Gregg Wallace Interview

 A feature from the January 2018 issue of Suffolk Norfolk Life magazine
Suffolk Norfolk Life January 2018” width=Click to view this issue »
Category
People
Stephanie Mackentyre meets Grocer turned MasterChef presenter Gregg Wallace

This month I caught up with Gregg Wallace as he sat in the living room of his five- bedroomed farmhouse. He purchased the mansion in Kent with a one-million-pound price tag in 2017. “I’m sitting here with my French bull dog Bella waiting for my son Tom to arrive as we’re off for a pub lunch together.” Gregg is often asked ‘How did you get such a plumb job on the nation’s favourite cookery show when you’re not even a chef?’ “I owned George Allen’s Greengrocers, a company I built up from when I was only 24 years of age. I was asked to co-host BBC Radio 4’s Veg Talk with Charlie Hicks and once you are inside the BBC you get invited to do little cameo pieces for other shows.”

In 2002 he found himself making the leap into telly with Saturday Kitchen. “Any food stories which came up like The Money Programme talking about the price of Brussels sprouts they’d call me and I found I really liked doing it. Then one day it was a call to say, ‘We want to discuss a Saturday morning food show with you.’ If you think about it, everybody on telly, unless they are an actor or a newsreader, is there by accident.” Gregg puts his longevity down to his accent. “I’m very fortunate in that I knew about food but I’m not posh. That also explains a lot about Jamie [Oliver]. There are plenty more non-posh people in Britain than there are posh and there weren’t any accents at the BBC like mine in the beginning.” He also credits Radio 4 Executive Producer Dixi Stewart. “She gave me some very sound advice. She said, ‘I don’t want you to change but I don’t want you to play up to the cheeky chappy greengrocer they expect you to be either.’

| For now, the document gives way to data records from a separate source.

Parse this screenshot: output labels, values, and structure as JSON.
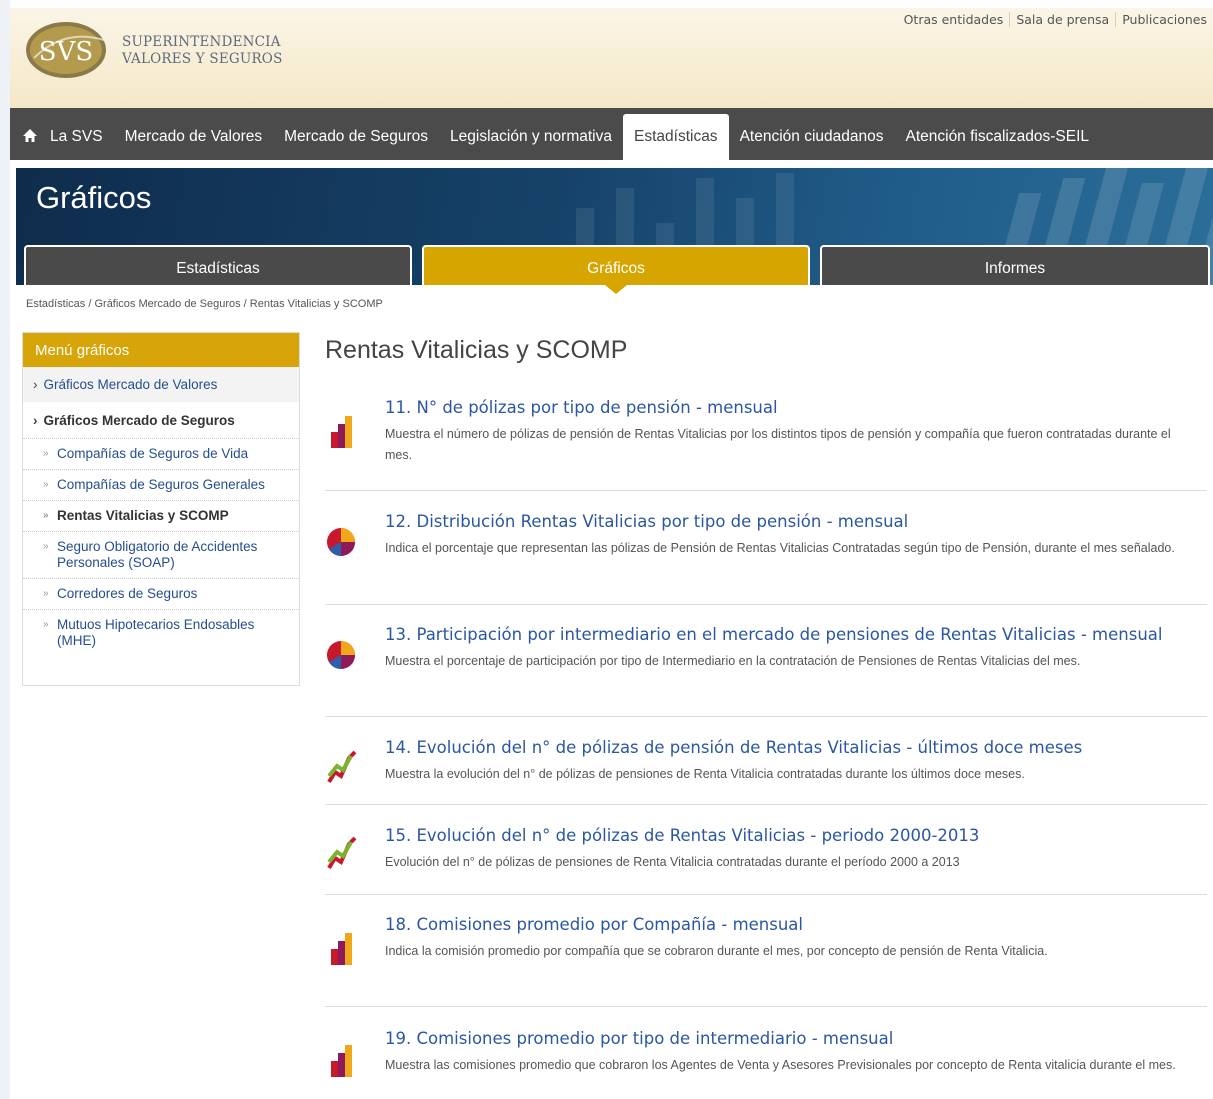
{
  "header": {
    "logo_text": "SVS",
    "org_line1": "SUPERINTENDENCIA",
    "org_line2": "VALORES Y SEGUROS",
    "top_links": [
      "Otras entidades",
      "Sala de prensa",
      "Publicaciones"
    ]
  },
  "nav": {
    "items": [
      "La SVS",
      "Mercado de Valores",
      "Mercado de Seguros",
      "Legislación y normativa",
      "Estadísticas",
      "Atención ciudadanos",
      "Atención fiscalizados-SEIL"
    ],
    "active": "Estadísticas"
  },
  "banner": {
    "title": "Gráficos",
    "tabs": [
      "Estadísticas",
      "Gráficos",
      "Informes"
    ],
    "active_tab": "Gráficos"
  },
  "breadcrumb": "Estadísticas  /  Gráficos Mercado de Seguros  /  Rentas Vitalicias y SCOMP",
  "sidebar": {
    "title": "Menú gráficos",
    "section1": "Gráficos Mercado de Valores",
    "section2": "Gráficos Mercado de Seguros",
    "subitems": [
      "Compañías de Seguros de Vida",
      "Compañías de Seguros Generales",
      "Rentas Vitalicias y SCOMP",
      "Seguro Obligatorio de Accidentes Personales (SOAP)",
      "Corredores de Seguros",
      "Mutuos Hipotecarios Endosables (MHE)"
    ]
  },
  "main": {
    "title": "Rentas Vitalicias y SCOMP",
    "items": [
      {
        "icon": "bar-chart-icon",
        "title": "11. N° de pólizas por tipo de pensión - mensual",
        "desc": "Muestra el número de pólizas de pensión de Rentas Vitalicias por los distintos tipos de pensión y compañía que fueron contratadas durante el mes."
      },
      {
        "icon": "pie-chart-icon",
        "title": "12. Distribución Rentas Vitalicias por tipo de pensión - mensual",
        "desc": "Indica el porcentaje que representan las pólizas de Pensión de Rentas Vitalicias Contratadas según tipo de Pensión, durante el mes señalado."
      },
      {
        "icon": "pie-chart-icon",
        "title": "13. Participación por intermediario en el mercado de pensiones de Rentas Vitalicias - mensual",
        "desc": "Muestra el porcentaje de participación por tipo de Intermediario en la contratación de Pensiones de Rentas Vitalicias del mes."
      },
      {
        "icon": "line-chart-icon",
        "title": "14. Evolución del n° de pólizas de pensión de Rentas Vitalicias - últimos doce meses",
        "desc": "Muestra la evolución del n° de pólizas de pensiones de Renta Vitalicia contratadas durante los últimos doce meses."
      },
      {
        "icon": "line-chart-icon",
        "title": "15. Evolución del n° de pólizas de Rentas Vitalicias - periodo 2000-2013",
        "desc": "Evolución del n° de pólizas de pensiones de Renta Vitalicia contratadas durante el período 2000 a 2013"
      },
      {
        "icon": "bar-chart-icon",
        "title": "18. Comisiones promedio por Compañía - mensual",
        "desc": "Indica la comisión promedio por compañía que se cobraron durante el mes, por concepto de pensión de Renta Vitalicia."
      },
      {
        "icon": "bar-chart-icon",
        "title": "19. Comisiones promedio por tipo de intermediario - mensual",
        "desc": "Muestra las comisiones promedio que cobraron los Agentes de Venta y Asesores Previsionales por concepto de Renta vitalicia durante el mes."
      }
    ]
  }
}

Gregg is a self-confessed workaholic. He began his early career working at Covent Garden as a warehouseman and by the time he was just 24 he was running his own fruit and vegetable company. Not bad for someone who left school with no qualifications. “I was thrown out of school so I did what you did then: I looked in the paper for a job and found the one at Covent Garden and I absolutely loved it. It paid better than any other job I’d done.” Luckily he didn’t mind early starts. “I used to start at about 4am. However, once I ran my own business, which was a sizeable company [£7.5 million turnover] running 24 hours a day, I had to start work at every conceivable time of the day. Meal patterns went out of the window. I could easily finish my whole day’s work when everyone was just having their breakfast!” This could lead to people getting a warped impression of Gregg, he told me. “People would see you having a pint of beer at 10am and think you’re an alcoholic. What they don’t realise is you’ve just finished a 10-hour shift!”

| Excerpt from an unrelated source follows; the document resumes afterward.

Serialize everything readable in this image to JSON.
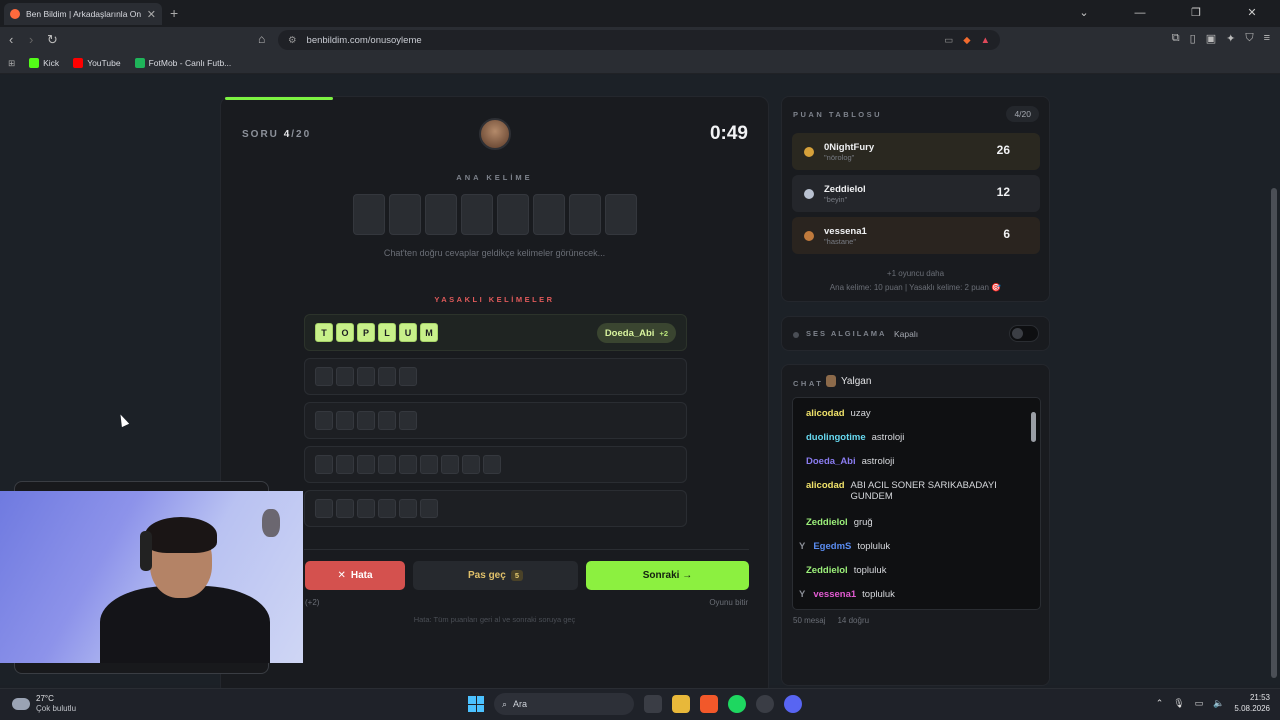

He’s just launched a brand new stage tour which is coming to Ipswich Corn Exchange this month. “I’ve only picked four dates to see if it works so it’s very much an experiment. We’re going to discuss how I started working, from greengrocer to being on the telly. I’m also going to answer all of the questions I get asked all of the time which are: When is MasterChef on? Does the food go cold? Is it not fair for the 6th person in the queue? Are you not full up by the time you taste their dish? And also How are you a judge on MasterChef when you’re not a chef?” The interactive show will also look at the food we eat today and the way we like to eat, with a nod to Gregg’s other TV appearances on Eat Well for Less and Inside the Factory. There will be audience members invited up on stage to take part in blind tastings of frozen, fresh and organic vegetables and also different priced wines to see which the members of the audience prefer.